Needless to say when Weezer announced that they had a follow up record coming out, my friend Ronnie and I were pumped. When it first came out we listened to the whole thing 3 times in a row. My favorite song by far was “El Scorcho,” followed by “Why Bother.” It’s easy to see looking back that they are the 2 poppiest songs on the record. They became my least favorite songs over time. That is the mark of a truly great record, that it has gateway songs to hook you and then take you places and stretch your tastes so that you end up loving songs that you never would have given a chance to.

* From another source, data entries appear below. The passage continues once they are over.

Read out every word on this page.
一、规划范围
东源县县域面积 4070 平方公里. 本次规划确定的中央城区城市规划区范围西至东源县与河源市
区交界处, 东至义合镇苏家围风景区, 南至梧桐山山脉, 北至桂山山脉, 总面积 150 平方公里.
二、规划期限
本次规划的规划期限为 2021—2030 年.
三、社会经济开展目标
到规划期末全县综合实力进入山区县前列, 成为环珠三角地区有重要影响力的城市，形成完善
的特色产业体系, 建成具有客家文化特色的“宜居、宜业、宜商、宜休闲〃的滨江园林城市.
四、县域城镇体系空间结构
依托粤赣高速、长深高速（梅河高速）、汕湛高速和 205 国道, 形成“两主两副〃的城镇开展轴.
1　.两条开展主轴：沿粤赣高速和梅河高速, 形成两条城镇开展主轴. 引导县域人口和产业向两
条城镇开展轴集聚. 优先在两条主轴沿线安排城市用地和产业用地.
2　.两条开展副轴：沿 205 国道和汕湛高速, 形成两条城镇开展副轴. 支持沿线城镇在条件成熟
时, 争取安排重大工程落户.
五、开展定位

Pinkerton is basically an Emo record as far as I am concerned. It was not what anyone was expecting. The production is insane, there is so much room soundieness and feedback and weird throw in vocals all over the place. Weezer was breaking so many rules on these songs. I was used to just radio rock music at the time. I had just started playing guitar and I began to notice things like 2 noodley guitars and no real rhythm or lead guitars. (see No Other One) There a bunch of weird key center changes mixed up with feel changes. (The Good Life, Across the Sea, Pink Triangle solo) But the greatest ting about the record is that it is sad. They lyrics are really sad and somehow that can be used in conjunction with some weird and silly music. This is much more powerful than sad music strictly with sad lyrics, or heavy music with straight aggressive lyrics. I think one of the hardest things to do is have a sense of humor and STILL have powerful music that is not a joke.

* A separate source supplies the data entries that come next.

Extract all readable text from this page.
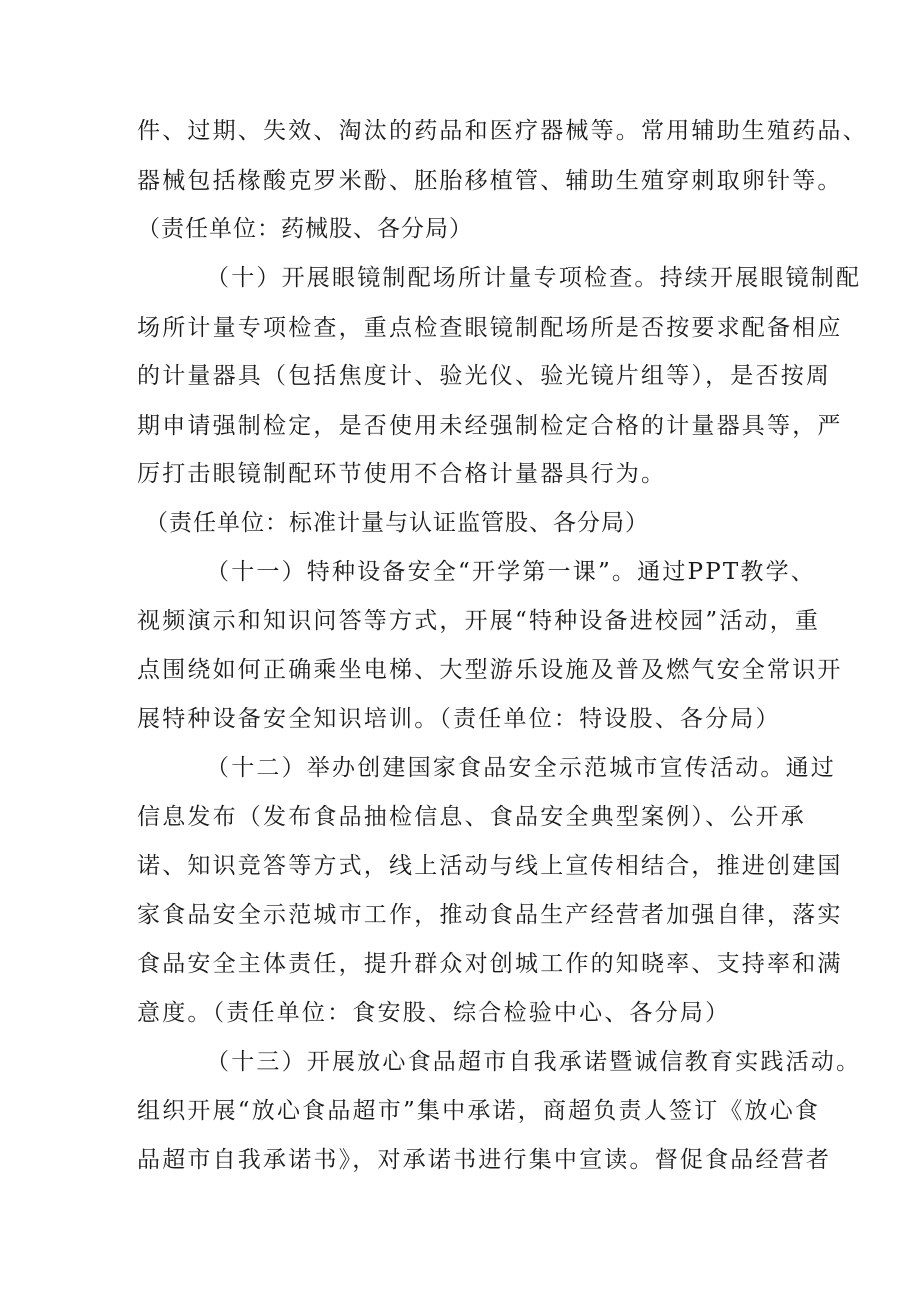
件、过期、失效、淘汰的药品和医疗器械等。常用辅助生殖药品、
器械包括椽酸克罗米酚、胚胎移植管、辅助生殖穿刺取卵针等。
（责任单位：药械股、各分局）
（十）开展眼镜制配场所计量专项检查。持续开展眼镜制配
场所计量专项检查，重点检查眼镜制配场所是否按要求配备相应
的计量器具（包括焦度计、验光仪、验光镜片组等），是否按周
期申请强制检定，是否使用未经强制检定合格的计量器具等，严
厉打击眼镜制配环节使用不合格计量器具行为。
（责任单位：标准计量与认证监管股、各分局）
（十一）特种设备安全“开学第一课”。通过PPT教学、
视频演示和知识问答等方式，开展“特种设备进校园”活动，重
点围绕如何正确乘坐电梯、大型游乐设施及普及燃气安全常识开
展特种设备安全知识培训。（责任单位：特设股、各分局）
（十二）举办创建国家食品安全示范城市宣传活动。通过
信息发布（发布食品抽检信息、食品安全典型案例）、公开承
诺、知识竞答等方式，线上活动与线上宣传相结合，推进创建国
家食品安全示范城市工作，推动食品生产经营者加强自律，落实
食品安全主体责任，提升群众对创城工作的知晓率、支持率和满
意度。（责任单位：食安股、综合检验中心、各分局）
（十三）开展放心食品超市自我承诺暨诚信教育实践活动。
组织开展“放心食品超市”集中承诺，商超负责人签订《放心食
品超市自我承诺书》，对承诺书进行集中宣读。督促食品经营者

In Emery, I always have tried to use experimentally different pairings of sounds, textures, and feels. Pinkerton taught me to think way outside of the box, and to trust that Good and catchy lyrics on top of weird music WILL tie stuff together. My goal is always to make things that are complicated come across as easy to follow or catchy. This prevents things from ever being boring or predictable. In Matt and Toby its great because I get to do the same thing, but there is no expectation that the music needs to be heavy, so we are free to make even broader mixing of sounds and textures, acoustically and electronically.
I got my background in all this from Pinkerton. I loved it so much that in college with an 8-track hard disk recorder I re recorded the whole Pinkerton record. Starting with the drums and trying to get emulate every sound the record. I had some friends play a few different parts, and all my friends sing lead on one of the tracks. Toby sang No Other One, Devin sang Across the Sea, and I sang The Good Life. It was a ton of fun, and I learned and was influenced more by that record than any other.